Top video games may face clampdown over child gambling fears
‘Loot boxes’ in games such as Fifa and Star Wars Battlefront are under Irish scrutiny
Belgian authorities declared some loot box systems to be illegal gambling and compelled major game developers to remove such features in games sold in the country. Above, gamers play the video game Star Wars Battlefront II during the Paris Games Week last year. Photograph: Chesnot/Getty Images
The Government has signed an international declaration expressing concern about gambling in video games which many experts view as a gateway for children into problem betting.
The document suggests some of the most popular video games may become subject to the same gambling regulations which govern bookmakers and online poker.
Many modern video games, such as Fifa and Star Wars Battlefront, feature betting systems based around “loot boxes”. Players can pay real money for a chance to win new items or abilities for their in-game characters from these boxes.
The practice has already attracted scrutiny from gambling authorities in the US and Europe. This year Belgian authorities declared some loot box systems to be illegal gambling and compelled major game developers to remove such features in games sold in the country. It recently threatened Electronic Arts, one of the world’s biggest game developers, with criminal prosecution for failing to remove loot boxes from Fifa 19.
This week the Gambling Policy Division of the Irish Department of Justice, along with authorities from 14 other countries, signed a declaration voicing concern about video game gambling and comparing it to other forms of online gambling such as online poker.
“Our authorities are committed to the objectives of their public policies with regard to consumer protection, prevention of problem gambling and ensuring the safety of underage persons,” stated the declaration, which was signed at a meeting of the Gaming Regulators European Forum.
“We are increasingly concerned with the risks being posed by the blurring of lines between gambling and other forms of digital entertainment such as video gaming.”

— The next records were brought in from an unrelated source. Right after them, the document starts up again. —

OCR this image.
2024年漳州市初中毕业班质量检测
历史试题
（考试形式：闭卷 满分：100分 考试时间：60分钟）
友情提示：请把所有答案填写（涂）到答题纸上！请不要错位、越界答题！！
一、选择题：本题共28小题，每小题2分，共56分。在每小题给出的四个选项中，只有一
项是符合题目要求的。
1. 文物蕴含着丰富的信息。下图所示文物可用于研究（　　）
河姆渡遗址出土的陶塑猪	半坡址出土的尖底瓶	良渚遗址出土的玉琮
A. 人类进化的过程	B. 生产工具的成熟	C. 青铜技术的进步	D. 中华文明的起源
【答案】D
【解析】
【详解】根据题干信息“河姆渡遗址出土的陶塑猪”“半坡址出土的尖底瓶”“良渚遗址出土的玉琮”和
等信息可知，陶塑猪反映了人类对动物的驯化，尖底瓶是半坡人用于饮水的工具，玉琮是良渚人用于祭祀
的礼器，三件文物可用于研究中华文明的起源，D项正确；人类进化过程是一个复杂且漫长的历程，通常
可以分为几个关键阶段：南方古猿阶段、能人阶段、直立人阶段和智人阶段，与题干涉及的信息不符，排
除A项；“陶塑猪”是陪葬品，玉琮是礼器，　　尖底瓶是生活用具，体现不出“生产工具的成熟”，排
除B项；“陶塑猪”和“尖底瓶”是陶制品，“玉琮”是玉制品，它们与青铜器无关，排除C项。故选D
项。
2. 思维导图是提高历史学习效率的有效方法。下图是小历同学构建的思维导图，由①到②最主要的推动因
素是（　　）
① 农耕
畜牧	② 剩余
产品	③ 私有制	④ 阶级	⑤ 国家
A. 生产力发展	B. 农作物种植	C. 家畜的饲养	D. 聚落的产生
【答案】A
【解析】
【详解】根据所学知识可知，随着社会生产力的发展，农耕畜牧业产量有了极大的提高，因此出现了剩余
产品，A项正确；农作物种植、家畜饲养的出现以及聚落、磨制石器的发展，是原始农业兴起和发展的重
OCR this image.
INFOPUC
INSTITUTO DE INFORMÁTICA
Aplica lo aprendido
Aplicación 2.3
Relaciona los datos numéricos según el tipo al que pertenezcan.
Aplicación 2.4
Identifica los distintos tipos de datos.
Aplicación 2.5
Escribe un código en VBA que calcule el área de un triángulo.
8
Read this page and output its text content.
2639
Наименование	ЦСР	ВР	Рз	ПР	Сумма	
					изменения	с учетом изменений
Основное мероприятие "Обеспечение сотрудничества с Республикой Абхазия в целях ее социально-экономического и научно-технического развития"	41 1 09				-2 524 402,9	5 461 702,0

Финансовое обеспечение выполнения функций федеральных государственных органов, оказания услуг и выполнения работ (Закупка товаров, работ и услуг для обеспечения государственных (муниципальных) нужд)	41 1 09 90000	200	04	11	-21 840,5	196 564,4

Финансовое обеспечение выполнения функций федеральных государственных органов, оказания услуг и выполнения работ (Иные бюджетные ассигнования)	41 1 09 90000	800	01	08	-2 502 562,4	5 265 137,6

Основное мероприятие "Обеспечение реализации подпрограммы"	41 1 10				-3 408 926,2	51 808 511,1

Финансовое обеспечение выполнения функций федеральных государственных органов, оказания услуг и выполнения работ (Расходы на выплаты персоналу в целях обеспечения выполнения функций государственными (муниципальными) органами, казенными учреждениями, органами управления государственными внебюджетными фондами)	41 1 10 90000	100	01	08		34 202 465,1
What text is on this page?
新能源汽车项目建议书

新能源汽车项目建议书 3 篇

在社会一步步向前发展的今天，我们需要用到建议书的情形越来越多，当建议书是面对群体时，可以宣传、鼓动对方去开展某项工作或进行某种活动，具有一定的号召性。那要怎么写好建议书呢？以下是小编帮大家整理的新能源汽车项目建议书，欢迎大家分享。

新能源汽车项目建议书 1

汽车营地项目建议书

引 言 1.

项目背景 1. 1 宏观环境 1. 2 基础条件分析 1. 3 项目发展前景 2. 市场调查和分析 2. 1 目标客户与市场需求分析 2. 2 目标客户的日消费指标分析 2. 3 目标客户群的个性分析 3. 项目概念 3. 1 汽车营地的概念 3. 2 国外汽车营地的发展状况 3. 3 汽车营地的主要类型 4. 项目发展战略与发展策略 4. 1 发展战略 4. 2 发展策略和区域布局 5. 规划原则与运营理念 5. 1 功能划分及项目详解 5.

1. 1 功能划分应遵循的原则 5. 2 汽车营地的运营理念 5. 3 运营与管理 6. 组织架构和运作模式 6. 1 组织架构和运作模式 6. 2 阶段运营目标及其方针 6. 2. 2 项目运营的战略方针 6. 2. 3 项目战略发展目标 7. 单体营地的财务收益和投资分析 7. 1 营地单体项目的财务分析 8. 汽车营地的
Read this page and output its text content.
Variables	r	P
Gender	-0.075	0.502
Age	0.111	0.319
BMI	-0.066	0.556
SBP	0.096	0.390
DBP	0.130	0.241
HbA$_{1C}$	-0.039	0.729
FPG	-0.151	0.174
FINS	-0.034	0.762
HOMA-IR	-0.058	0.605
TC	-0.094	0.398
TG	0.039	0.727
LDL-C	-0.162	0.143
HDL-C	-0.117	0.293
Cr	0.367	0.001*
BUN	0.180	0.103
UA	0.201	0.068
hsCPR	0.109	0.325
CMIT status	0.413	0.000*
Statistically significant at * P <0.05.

As well as loot boxes the document expresses concern about “skin betting” (third-party sites which allow gamers to bet against each other using items from games) and gambling themed content in games, for example, the presence of casinos or slot machines in the game world.
The Government committed to help analyse the characteristics of video games to ensure they are compliant with Irish gambling law.
It said it will also work closely with consumer protection authorities to protect customers.
“We anticipate that it will be in the interest of these companies whose platforms or games are prompting concern, to engage with [gambling] regulatory authorities to develop possible solutions,” the agreement stated.
A Department of Justice spokesman said the Government was happy to support the declaration.
“To offer gambling products in Ireland, a licence is required under either the Betting Acts 1931-2015 or the Gaming and Lotteries Act 1956. The Revenue Commissioners are the responsible licensing authority under both Acts.”
He said gambling regulation is currently being revamped to deal with “the modern Irish gambling environment”. This includes the establishment of an independent gambling regulator.
“Such a body would be best placed to conduct the complex range of licensing, regulating, monitoring, inspecting and enforcement tasks etc, of the growing gambling industry in all of its facets. The development of an independent regulatory approach would also mirror the approach now taken in most EU member states and beyond.”
The founder of Problem Gambling Ireland, Barry Grant, said he is “delighted” the Government has signed the declaration.
He pointed to a recent large scale study of the issue by the University of York which found strong links between problem gambling and loot boxes.
“These are games that are played by young kids and are extremely popular.” He said such games could be a gateway to more traditional forms of gambling for children.